Former Library of Congress librarian Thomas Mann, author of the Oxford Guide to Library Research (2015), after reading a rough draft of my paper, said this to me:

The problem with the assertion that “Authority is Constructed and Contextual” is that it is self-invalidating. The statement itself claims to be a universal truth about authority, maintaining that authority is always dependent on social constructions and contexts. If that is true, however, then the very assertion of that claim is itself nothing more than yet another statement grounded on a particular social construction that has no more authority to it – no more claim to true understanding – than any other statement claiming “authority” that has the power of some other social group behind it. This unarticulated and concealed proposition behind the statement leaves the door wide open to the very proliferation of hostile “us vs. them” groups that all are capable of amassing considerable power – with power being the ultimate determinative of which views shall prevail. Moreover, since the statement that “Authority is Constructed and Contextual” cannot possibly be a universal truth without contradicting itself, then the door is wide open to consider other statements regarding the nature of authority (and truth); and some of those other statements may indeed have much better claims to universality (T. Mann, personal communication, May 24, 2016).

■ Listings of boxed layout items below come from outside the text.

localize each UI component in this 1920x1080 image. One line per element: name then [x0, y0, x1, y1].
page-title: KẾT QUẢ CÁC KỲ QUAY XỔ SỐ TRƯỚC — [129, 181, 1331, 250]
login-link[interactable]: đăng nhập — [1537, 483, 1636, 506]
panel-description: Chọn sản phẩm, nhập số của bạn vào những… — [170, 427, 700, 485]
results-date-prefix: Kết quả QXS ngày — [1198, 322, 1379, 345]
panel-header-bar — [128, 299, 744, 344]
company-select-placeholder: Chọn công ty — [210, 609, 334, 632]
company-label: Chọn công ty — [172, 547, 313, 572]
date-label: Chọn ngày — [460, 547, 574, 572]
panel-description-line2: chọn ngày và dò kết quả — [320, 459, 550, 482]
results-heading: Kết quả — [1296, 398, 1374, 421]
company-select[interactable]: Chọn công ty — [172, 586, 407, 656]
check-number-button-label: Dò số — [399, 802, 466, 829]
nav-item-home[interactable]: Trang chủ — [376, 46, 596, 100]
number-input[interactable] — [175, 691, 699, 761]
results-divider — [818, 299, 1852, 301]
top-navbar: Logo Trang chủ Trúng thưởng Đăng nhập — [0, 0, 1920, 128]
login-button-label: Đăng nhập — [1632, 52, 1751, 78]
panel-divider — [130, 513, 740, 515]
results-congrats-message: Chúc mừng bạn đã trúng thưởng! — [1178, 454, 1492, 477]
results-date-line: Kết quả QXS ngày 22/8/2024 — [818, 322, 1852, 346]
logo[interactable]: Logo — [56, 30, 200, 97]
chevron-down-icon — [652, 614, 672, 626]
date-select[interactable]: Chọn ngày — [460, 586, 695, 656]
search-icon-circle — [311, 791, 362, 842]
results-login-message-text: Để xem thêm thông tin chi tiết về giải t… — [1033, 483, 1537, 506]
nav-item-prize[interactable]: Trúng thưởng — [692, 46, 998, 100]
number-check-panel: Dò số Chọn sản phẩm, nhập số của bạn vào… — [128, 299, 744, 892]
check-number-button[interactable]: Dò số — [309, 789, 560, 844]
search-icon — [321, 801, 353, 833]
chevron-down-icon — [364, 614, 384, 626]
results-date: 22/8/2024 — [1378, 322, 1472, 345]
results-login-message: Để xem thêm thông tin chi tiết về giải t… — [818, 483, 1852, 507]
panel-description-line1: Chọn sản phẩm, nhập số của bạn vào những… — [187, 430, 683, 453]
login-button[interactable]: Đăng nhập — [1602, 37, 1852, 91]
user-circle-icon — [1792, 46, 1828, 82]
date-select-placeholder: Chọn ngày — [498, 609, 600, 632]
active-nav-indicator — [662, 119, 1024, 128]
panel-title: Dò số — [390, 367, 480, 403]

When put so bluntly, it is difficult to resist Mann’s analysis. When the influential Richard Rorty defined truth as “what our peers will let us get away with saying,” how does this not, in effect, make truth liable to being nothing more than a power play for one’s advantage? From which it follows that it is really true (!) that it is ultimately only things that overpower other things that can be said to exist – to be. This certainly puts a new spin on what Aristotle said about truth, namely that “to say that which is, is and that which is not is not, is true”! With this assumed, the best among us can only be those who take and lead leaps of faith into oceans, hoping that the evolving beliefs we think are “good” – and not just our genes – will be spread and passed on. Here, any classical notions of knowledge as “justified true belief ” are banished, as whatever can function to win, if only temporarily, is all that remains for us to hope in. On the other hand, what if what we ultimately need is just such knowledge, and real wisdom, perhaps even involving a truth that even goes beyond “accuracy” – implying perhaps even a goodness that goes beyond our own subjective impressions?

Even if one thinks that such questions are not ideal for an increasingly secular age, should we not at least honestly wrestle with the issues presented above – and perhaps be content to assert that “Issues of Authority are Nuanced and Contextual”? Here is something I think almost all of us can agree is true – at least now – full stop. Perhaps being concerned about what is really true is more important than where the academic trends of constructivism and pragmatism seem to be taking us. At the very least, re-framing this statement from the Framework would allow for those who want to ask questions like this – and who in fact believe the answer is affirmative – to continue in their practices without finding them unintentionally undermined.